Le stockage du 133Xe nécessite des précautions particulières car il est coûteux et radioactif. L’isotope est produit à partir d’uranium 235 lors de sa fission. Il est distribué dans des flacons de 2 ml avec 370 ou 740 mégabecquerels (10 ou 20 millicuries) de xénon.
Supposons qu’à l’étalonnage avant stockage ou expérience, le gaz préparé ne contienne pas plus de 0,3 % de 133Xe. Il ne posséderait pas plus de 1,5 % de 131Xe et pas plus de 0,06 % de 85Kr. La quantité de 131I, quant à elle, ne dépasserait pas 0,01 %. Pas moins de 99,9 % de la radioactivité du gaz provient du radioxénon. Ce dernier est connu pour se comporter dans l’organisme comme du xénon non radioactif. La composition va changer avec le temps. Ce phénomène est dû à la décroissance radioactive et aux éventuelles fuites après transvasement dans les contenants.
Même stockées fermées, les bouteilles « multi-injections » de 133Xe des années soixante et soixante-dix perdaient 5 à 6 % de leur xénon chaque jour. Plus tard, la fuite a été réduite de 70 à 80 % grâce au froid.
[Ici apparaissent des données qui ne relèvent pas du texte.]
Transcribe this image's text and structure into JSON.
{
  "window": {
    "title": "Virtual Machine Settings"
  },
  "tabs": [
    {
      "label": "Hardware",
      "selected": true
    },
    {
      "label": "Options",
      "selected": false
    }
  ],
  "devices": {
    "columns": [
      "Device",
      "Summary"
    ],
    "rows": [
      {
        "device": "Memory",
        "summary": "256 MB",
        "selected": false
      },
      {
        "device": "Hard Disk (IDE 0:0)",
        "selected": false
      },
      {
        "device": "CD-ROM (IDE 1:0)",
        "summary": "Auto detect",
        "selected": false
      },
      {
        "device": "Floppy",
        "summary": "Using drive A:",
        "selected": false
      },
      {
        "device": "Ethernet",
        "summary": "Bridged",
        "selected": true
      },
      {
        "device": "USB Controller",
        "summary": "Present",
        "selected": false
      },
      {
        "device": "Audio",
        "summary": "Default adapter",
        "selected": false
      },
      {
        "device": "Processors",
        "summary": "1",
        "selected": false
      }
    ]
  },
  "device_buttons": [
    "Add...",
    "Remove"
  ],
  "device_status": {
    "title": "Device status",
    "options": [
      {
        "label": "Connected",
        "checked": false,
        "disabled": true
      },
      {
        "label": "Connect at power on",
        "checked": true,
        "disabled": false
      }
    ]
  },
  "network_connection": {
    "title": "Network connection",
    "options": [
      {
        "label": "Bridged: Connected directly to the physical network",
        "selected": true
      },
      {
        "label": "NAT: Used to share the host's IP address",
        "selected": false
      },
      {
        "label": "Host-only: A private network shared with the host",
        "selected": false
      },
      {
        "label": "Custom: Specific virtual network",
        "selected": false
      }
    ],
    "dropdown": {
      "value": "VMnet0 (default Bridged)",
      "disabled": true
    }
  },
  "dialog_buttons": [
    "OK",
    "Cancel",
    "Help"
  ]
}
Une seringue en plastique remplie d’une solution au xénon perd de 0,5 à 1 % de son contenu par heure. Cet élément, peu soluble dans les solutions salines, peut se délier d’une substance et s’infiltrer dans le joint de caoutchouc du piston de la seringue. Par conséquent, 0,5 ml de solution de xénon dans une seringue de 2,5 cm3 peut être réduite de la moitié de son xénon en 2 heures.
Le xénon radioactif peut être dangereux pour l’environnement. À cet effet, tout système de délivrance par inhalation du gaz 133Xe doit être parfaitement étanche. Il s’agit par exemple de respirateur, ainsi que les accessoires, assemblages et tubes associés Une protection par un système d’aération et de filtration adéquat est nécessaire.
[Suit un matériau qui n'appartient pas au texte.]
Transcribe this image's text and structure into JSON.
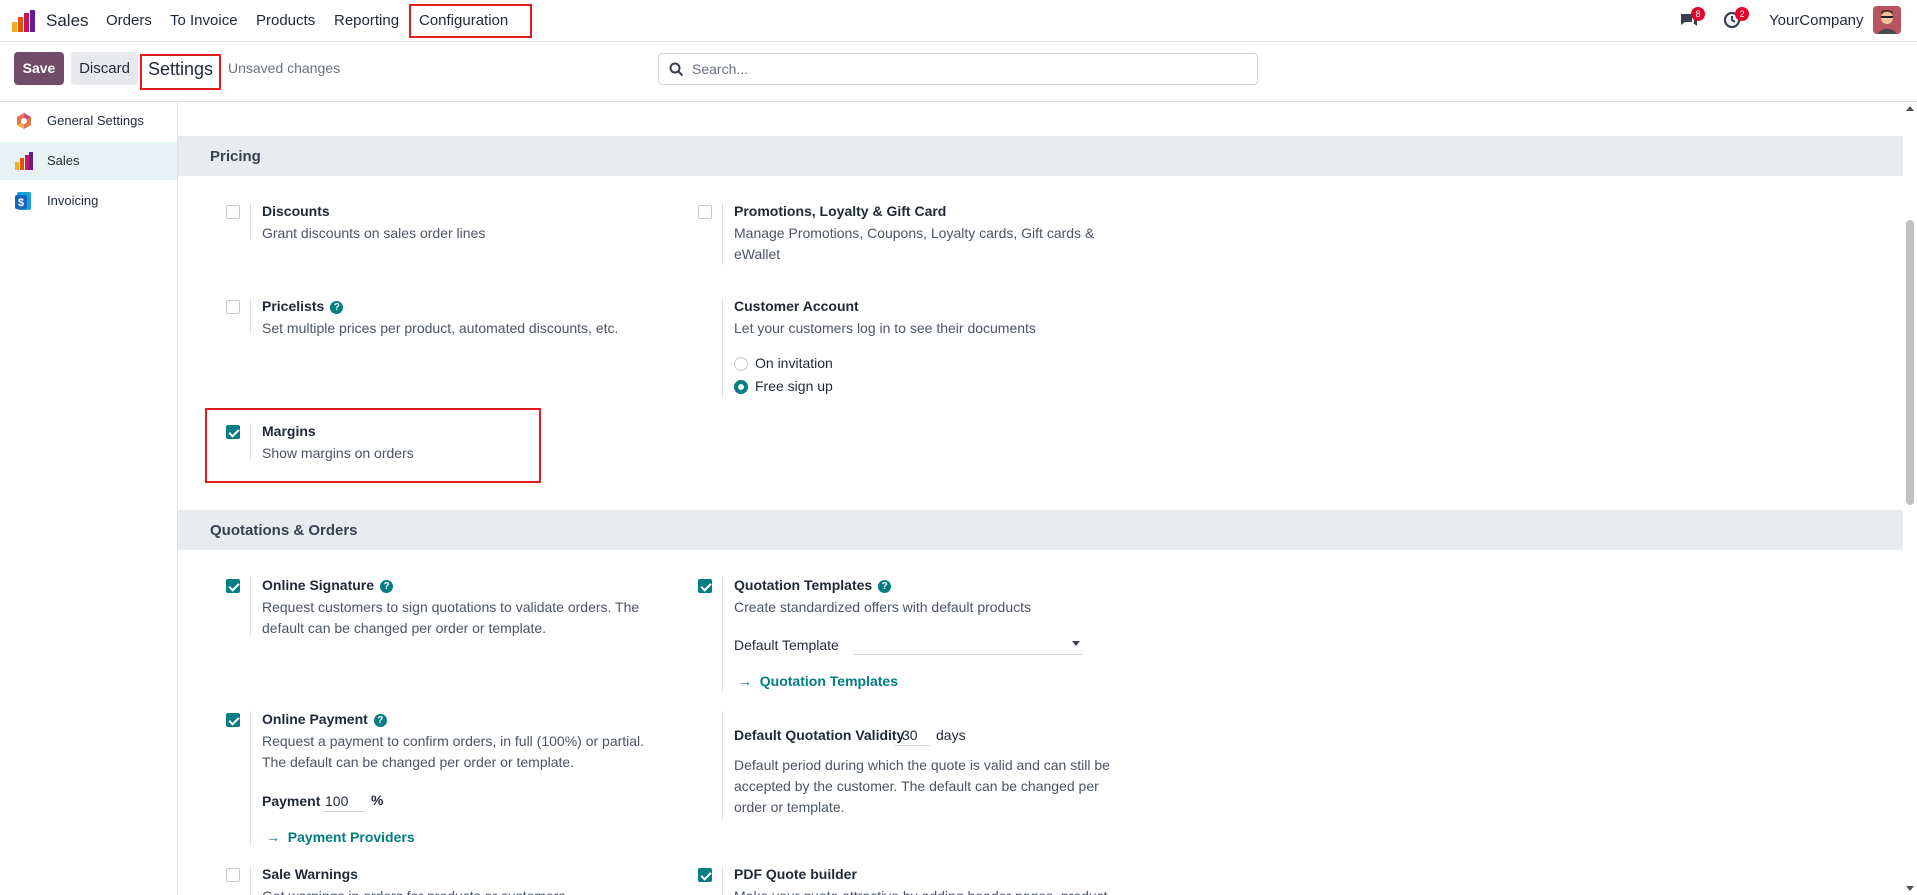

Le xénon à l’état pur n’est pas toxique. Toutefois, il peut atteindre le cerveau en franchissant la barrière hématoencéphalique. Par ailleurs, il se dissout aisément dans le sang. Selon la dose, il peut engendrer une anesthésie partielle ou totale. Au-delà d’une certaine quantité, il asphyxie. Les composés du xénon sont toxiques. En raison de leur pouvoir oxydant considérable, plusieurs d’entre eux sont aussi explosifs. Cela s’explique aussi par la tendance du xénon et du dioxygène à se séparer.